A Challenge Set Approach to Evaluating Machine Translation

Published 24 Apr 2017 in cs.CL | (1704.07431v5)

Abstract: Neural machine translation represents an exciting leap forward in translation quality. But what longstanding weaknesses does it resolve, and which remain? We address these questions with a challenge set approach to translation evaluation and error analysis. A challenge set consists of a small set of sentences, each hand-designed to probe a system's capacity to bridge a particular structural divergence between languages. To exemplify this approach, we present an English-French challenge set, and use it to analyze phrase-based and neural systems. The resulting analysis provides not only a more fine-grained picture of the strengths of neural systems, but also insight into which linguistic phenomena remain out of reach.

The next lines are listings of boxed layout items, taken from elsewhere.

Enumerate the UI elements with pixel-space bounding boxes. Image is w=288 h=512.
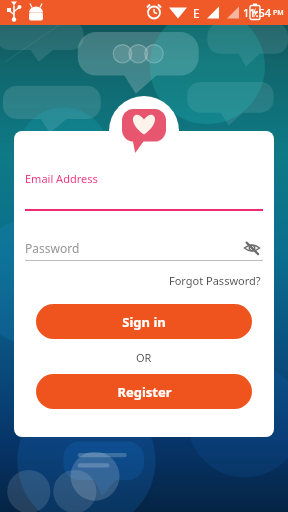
staticText: OR	[136, 350, 152, 365]
staticText: Email Address	[25, 171, 98, 186]
button[interactable]: Password	[25, 235, 263, 261]
staticText: Sign in	[122, 313, 166, 331]
staticText: PM	[273, 8, 284, 18]
staticText: Password	[25, 240, 80, 256]
staticText: E	[193, 5, 200, 21]
staticText: Forgot Password?	[169, 273, 261, 288]
button[interactable]: Show password	[241, 237, 263, 259]
button[interactable]: Forgot Password?	[167, 271, 263, 290]
button[interactable]: Email Address	[25, 171, 263, 211]
staticText: Register	[117, 383, 172, 401]
button[interactable]: Sign in	[36, 304, 252, 339]
button[interactable]: Register	[36, 374, 252, 409]
staticText: 11:54	[243, 5, 272, 20]
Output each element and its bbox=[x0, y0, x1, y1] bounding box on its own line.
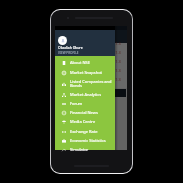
staticText: -1.3 bbox=[114, 50, 121, 55]
button[interactable]: Simulator bbox=[55, 145, 115, 154]
staticText: Market Analytics bbox=[70, 92, 114, 97]
staticText: Media Centre bbox=[70, 119, 114, 124]
button[interactable]: Market Snapshot bbox=[55, 68, 115, 77]
staticText: -1.3 bbox=[114, 41, 121, 46]
staticText: DANGCEM bbox=[57, 59, 75, 64]
staticText: VIEW PROFILE bbox=[58, 51, 79, 55]
button[interactable]: Market Analytics bbox=[55, 90, 115, 99]
staticText: Market Snapshot bbox=[70, 70, 114, 75]
staticText: DANGCEM bbox=[57, 77, 75, 82]
button[interactable]: Open navigation drawer bbox=[58, 34, 64, 40]
button[interactable] bbox=[56, 89, 126, 97]
button[interactable]: DANGCEM bbox=[55, 61, 127, 70]
staticText: DANGCEM bbox=[57, 41, 75, 46]
staticText: Forum bbox=[70, 101, 114, 106]
staticText: Economic Statistics bbox=[70, 138, 114, 143]
button[interactable]: DANGCEM bbox=[55, 79, 127, 88]
button[interactable]: About NSE bbox=[55, 58, 115, 67]
button[interactable]: Forum bbox=[55, 99, 115, 108]
staticText: -1.3 bbox=[114, 68, 121, 73]
staticText: Financial News bbox=[70, 110, 114, 115]
button[interactable]: Financial News bbox=[55, 108, 115, 117]
staticText: -1.3 bbox=[114, 77, 121, 82]
staticText: DANGCEM bbox=[57, 50, 75, 55]
staticText: -1.3 bbox=[114, 59, 121, 64]
staticText: Listed Companies and Bonds bbox=[70, 79, 114, 89]
button[interactable]: DANGCEM bbox=[55, 70, 127, 79]
button[interactable]: Media Centre bbox=[55, 117, 115, 126]
staticText: Simulator bbox=[70, 147, 114, 152]
button[interactable]: Listed Companies and Bonds bbox=[55, 77, 115, 90]
button[interactable]: Economic Statistics bbox=[55, 136, 115, 145]
staticText: Obadiah Okure bbox=[58, 45, 83, 50]
staticText: Exchange Rate bbox=[70, 129, 114, 134]
button[interactable]: DANGCEM bbox=[55, 43, 127, 52]
staticText: DANGCEM bbox=[57, 68, 75, 73]
button[interactable]: Obadiah Okure bbox=[55, 30, 115, 56]
staticText: About NSE bbox=[70, 60, 114, 65]
button[interactable]: Exchange Rate bbox=[55, 127, 115, 136]
button[interactable]: DANGCEM bbox=[55, 52, 127, 61]
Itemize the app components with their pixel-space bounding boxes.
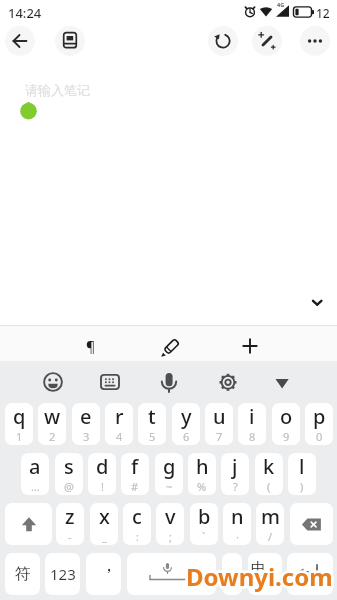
staticText: 3 <box>83 429 90 444</box>
staticText: 英 <box>267 576 276 587</box>
staticText: 14:24 <box>8 4 42 22</box>
button[interactable] <box>153 366 185 398</box>
button[interactable]: j <box>221 453 249 495</box>
button[interactable]: t <box>138 403 166 445</box>
button[interactable]: w <box>38 403 66 445</box>
staticText: y <box>181 403 192 430</box>
staticText: 1 <box>16 429 23 444</box>
staticText: c <box>132 503 142 530</box>
staticText: x <box>99 503 110 530</box>
staticText: · <box>236 529 239 544</box>
staticText: : <box>136 529 139 544</box>
staticText: _ <box>102 529 107 544</box>
staticText: 。 <box>225 567 239 585</box>
staticText: a <box>29 453 41 480</box>
staticText: ! <box>101 479 104 494</box>
staticText: … <box>31 479 40 494</box>
button[interactable]: k <box>255 453 283 495</box>
button[interactable]: ¶ <box>76 331 106 361</box>
staticText: p <box>313 403 326 430</box>
button[interactable]: e <box>72 403 100 445</box>
button[interactable]: f <box>121 453 149 495</box>
staticText: o <box>280 403 293 430</box>
button[interactable]: q <box>5 403 33 445</box>
staticText: 12 <box>316 5 330 21</box>
staticText: j <box>232 453 238 480</box>
button[interactable]: u <box>205 403 233 445</box>
staticText: m <box>261 503 280 530</box>
staticText: g <box>163 453 176 480</box>
staticText: 2 <box>49 429 56 444</box>
staticText: s <box>64 453 74 480</box>
button[interactable]: g <box>155 453 183 495</box>
staticText: Downyi.com <box>186 560 333 593</box>
button[interactable] <box>37 366 69 398</box>
button[interactable]: z <box>56 503 84 545</box>
button[interactable]: x <box>90 503 118 545</box>
button[interactable] <box>127 553 216 595</box>
staticText: d <box>96 453 109 480</box>
button[interactable]: n <box>223 503 251 545</box>
staticText: @ <box>64 479 74 494</box>
button[interactable]: 中 <box>248 553 282 595</box>
button[interactable] <box>208 26 238 56</box>
button[interactable]: c <box>123 503 151 545</box>
button[interactable]: i <box>238 403 266 445</box>
staticText: e <box>80 403 92 430</box>
staticText: ? <box>233 479 238 494</box>
staticText: b <box>198 503 211 530</box>
button[interactable]: h <box>188 453 216 495</box>
staticText: 4G <box>277 1 285 8</box>
button[interactable]: ， <box>86 553 121 595</box>
staticText: ( <box>267 479 271 494</box>
button[interactable] <box>94 366 126 398</box>
button[interactable]: y <box>172 403 200 445</box>
staticText: 请输入笔记 <box>25 82 90 98</box>
button[interactable] <box>252 26 282 56</box>
button[interactable]: 123 <box>45 553 80 595</box>
button[interactable] <box>300 26 330 56</box>
button[interactable] <box>5 26 35 56</box>
button[interactable]: a <box>21 453 49 495</box>
staticText: 符 <box>15 564 31 584</box>
button[interactable] <box>235 331 265 361</box>
button[interactable]: l <box>288 453 316 495</box>
staticText: q <box>13 403 26 430</box>
staticText: ) <box>300 479 304 494</box>
staticText: 0 <box>316 429 323 444</box>
button[interactable]: s <box>55 453 83 495</box>
button[interactable]: 。 <box>222 553 242 595</box>
button[interactable]: d <box>88 453 116 495</box>
staticText: h <box>196 453 209 480</box>
button[interactable] <box>156 331 186 361</box>
staticText: ， <box>100 554 118 577</box>
staticText: 5 <box>149 429 156 444</box>
button[interactable]: p <box>305 403 333 445</box>
staticText: / <box>268 529 273 544</box>
staticText: ¶ <box>86 337 96 356</box>
button[interactable]: r <box>105 403 133 445</box>
button[interactable] <box>55 26 85 56</box>
staticText: % <box>197 479 207 494</box>
staticText: # <box>131 479 139 494</box>
button[interactable]: b <box>190 503 218 545</box>
button[interactable] <box>266 366 298 398</box>
staticText: u <box>213 403 226 430</box>
button[interactable] <box>304 290 330 316</box>
button[interactable]: v <box>156 503 184 545</box>
button[interactable] <box>212 366 244 398</box>
button[interactable]: m <box>256 503 284 545</box>
button[interactable] <box>290 503 333 545</box>
staticText: f <box>131 453 139 480</box>
staticText: ~ <box>166 479 173 494</box>
staticText: k <box>263 453 275 480</box>
staticText: - <box>68 529 72 544</box>
button[interactable]: 符 <box>5 553 40 595</box>
button[interactable] <box>5 503 52 545</box>
button[interactable]: o <box>272 403 300 445</box>
staticText: ` <box>202 529 206 544</box>
staticText: w <box>44 403 61 430</box>
staticText: z <box>65 503 75 530</box>
staticText: ; <box>169 529 172 544</box>
button[interactable] <box>287 553 333 595</box>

Abstract PDF Upgrade to Chat

Citations (172)

View on Semantic Scholar

Summary

A Challenge Set Approach to Evaluating Machine Translation

In "A Challenge Set Approach to Evaluating Machine Translation," Pierre Isabelle, Colin Cherry, and George Foster introduce a novel methodology for assessing the efficacy of machine translation (MT) systems through a challenge set focused on linguistic phenomena that pose significant translation challenges. This paper delineates the subtleties of translating between languages, particularly English to French, by probing neural machine translation's (NMT) strengths and identifying unresolved weaknesses.

Evaluation Methodology

The authors propose a challenge set consisting of carefully selected sentences constructed with specific divergence phenomena intended to evaluate MT systems’ ability to resolve complex linguistic issues. Unlike traditional evaluations that rely largely on BLEU scores and other surface-level metrics, challenge sets provide a refined assessment, focusing on challenging grammatical, lexical, and syntactic aspects rather than overall translation accuracy.

Linguistic Divergences

The evaluation is broadly divided into three types of divergences:
- Morpho-Syntactic Divergences: These include aspects such as subject-verb agreement and the subjunctive mood, where the specific grammatical information is required for correct translation, notably in morphologically rich languages like French.
- Lexico-Syntactic Divergences: These involve translations that require restructuring sentence syntax, like argument switching or handling manner-of-movement verbs.
- Purely Syntactic Divergences: These involve syntactic patterns unique to specific languages, such as pronoun placement or stranded prepositions, which demand significant manipulation during translation.

Results and Analysis

The study evaluated four MT systems: two phrase-based systems (PBMT-1 and PBMT-2) and two NMT systems (nematus NMT and Google's GNMT). Results show that NMT systems significantly surpass phrase-based systems, particularly in morpho-syntactic errors, demonstrating that NMT effectively handles more of the complex subject-verb agreement phenomena and other intricacies. For instance, GNMT excelled at translating idiomatic expressions and coping with complex structures involving WH-movement and pronoun clitics.

Nonetheless, the study reveals prevailing challenges in NMT systems, such as dealing with idiomatic expressions and discrepancies in semantic generalizations. Even GNMT, with extensive data and advanced architecture, falls short in certain linguistic aspects. The analysis underscores NMT’s reliance on vast datasets to perform adequately and suggests areas that require more research.

Implications and Future Directions

This paper contributes important insights into the current capabilities and limitations of MT systems, suggesting that even relatively straightforward language pairs like English-French require sophisticated handling for optimal translation outcomes. Future research could explore more automatic methods to construct and evaluate challenge sets or designs to improve MT systems' ability to capture linguistic phenomena specifically targeted by challenge sets. Additionally, refining NMT models to learn more systematic linguistic rules and better handle semantic details will be crucial for advancing MT technology.

Conclusion

Through detailed examination and evaluation, this paper provides a thorough understanding of certain linguistic phenomena unresolved by current MT technologies, suggesting improvements and developments in NMT. The challenge set approach offers a complementary tool to traditional metrics, enabling a more granular assessment of MT systems' capabilities beyond general translation quality metrics.